Уже больше не думая ни о чём, повеселевший Мартин направился в подвал, где, как он знал точно, могут находиться его будущие собутыльники.


* * *

— Тебя интересуют такие пустяки? — спокойно осведомился Шмелёв. — А меня интересуют совсем другие вещи.

Его слова окончательно вывели из себя Мавлюдова, у которого всё уже кипело внутри.

— Какие же «вещи» тебя могут здесь интересовать? — жёстко произнёс Азат, краешком глаза наблюдая за собеседником.

Он приблизился к краю стены замка и посмотрел вниз.

— В каких отношениях ты был с Кузьмой Маловым? — спросил Дмитрий. — Что-то мне подсказывает, что вы ненавидели друг друга.

На Азата этот вопрос подействовал, как красная тряпка на уже разъярённого быка.

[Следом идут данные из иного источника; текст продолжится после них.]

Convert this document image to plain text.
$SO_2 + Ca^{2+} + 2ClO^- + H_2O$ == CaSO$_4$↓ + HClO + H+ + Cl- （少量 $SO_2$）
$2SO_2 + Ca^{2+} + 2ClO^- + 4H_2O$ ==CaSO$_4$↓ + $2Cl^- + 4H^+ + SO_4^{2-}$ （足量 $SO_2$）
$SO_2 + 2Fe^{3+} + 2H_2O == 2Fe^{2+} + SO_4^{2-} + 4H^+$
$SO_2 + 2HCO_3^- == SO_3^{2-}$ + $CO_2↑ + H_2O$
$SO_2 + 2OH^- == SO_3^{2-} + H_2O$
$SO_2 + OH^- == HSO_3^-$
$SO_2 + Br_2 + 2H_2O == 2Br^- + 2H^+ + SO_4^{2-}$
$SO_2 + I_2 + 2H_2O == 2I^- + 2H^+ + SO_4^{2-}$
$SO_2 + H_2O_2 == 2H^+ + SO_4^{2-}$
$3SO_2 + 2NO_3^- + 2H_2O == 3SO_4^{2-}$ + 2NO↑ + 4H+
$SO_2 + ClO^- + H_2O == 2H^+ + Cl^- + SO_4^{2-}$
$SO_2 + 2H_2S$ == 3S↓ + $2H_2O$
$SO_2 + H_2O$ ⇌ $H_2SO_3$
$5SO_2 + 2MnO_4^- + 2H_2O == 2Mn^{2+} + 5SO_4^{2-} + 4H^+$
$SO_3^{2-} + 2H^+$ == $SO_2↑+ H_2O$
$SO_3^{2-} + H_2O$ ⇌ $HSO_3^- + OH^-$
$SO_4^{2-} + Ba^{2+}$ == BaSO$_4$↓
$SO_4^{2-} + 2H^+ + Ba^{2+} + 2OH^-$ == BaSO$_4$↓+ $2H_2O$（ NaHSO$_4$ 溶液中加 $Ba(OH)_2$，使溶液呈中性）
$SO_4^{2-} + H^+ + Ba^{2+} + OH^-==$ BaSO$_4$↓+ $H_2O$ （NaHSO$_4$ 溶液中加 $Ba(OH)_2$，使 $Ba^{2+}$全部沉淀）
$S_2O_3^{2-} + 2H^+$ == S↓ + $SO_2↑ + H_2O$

— Ах, вот ты как? — сузил он глаза. — На чистую воду меня выводить собрался? Считаешь, что по моей указке Боммер засадил в подвал твоего отца? Нет, Кузьма сам набедокурил, вот и определили его туда, где ему самое место!

Дмитрий промолчал, но смерил Мавлюдова таким взглядом, что тот поёжился и отвернулся. За то время, что они провели вместе, Дмитрий успел хорошо изучить характер Мавлюдова. Ему не раз приходилось наблюдать, как Азат ни с того ни с сего выходил из себя, кричал, матерился и даже топал ногами. Поэтому приглашение Мавлюдова поговорить на стену замка означало, что он в какой-то степени считается с ним.

По-своему объяснив его молчание, Азат произнёс приказным тоном:

— Не заводи при мне больше разговоров о своём папашке! Он ублюдок и скотина! Ты не знал его, никогда не видел, и… Послушай добрый совет, откажись от него!

Мавлюдов полагал, что всегда спокойный и уравновешенный молодой человек должен поблагодарить его за «ценный» совет, но… На этот раз его высокомерие подействовало на Шмелёва как подстёжка.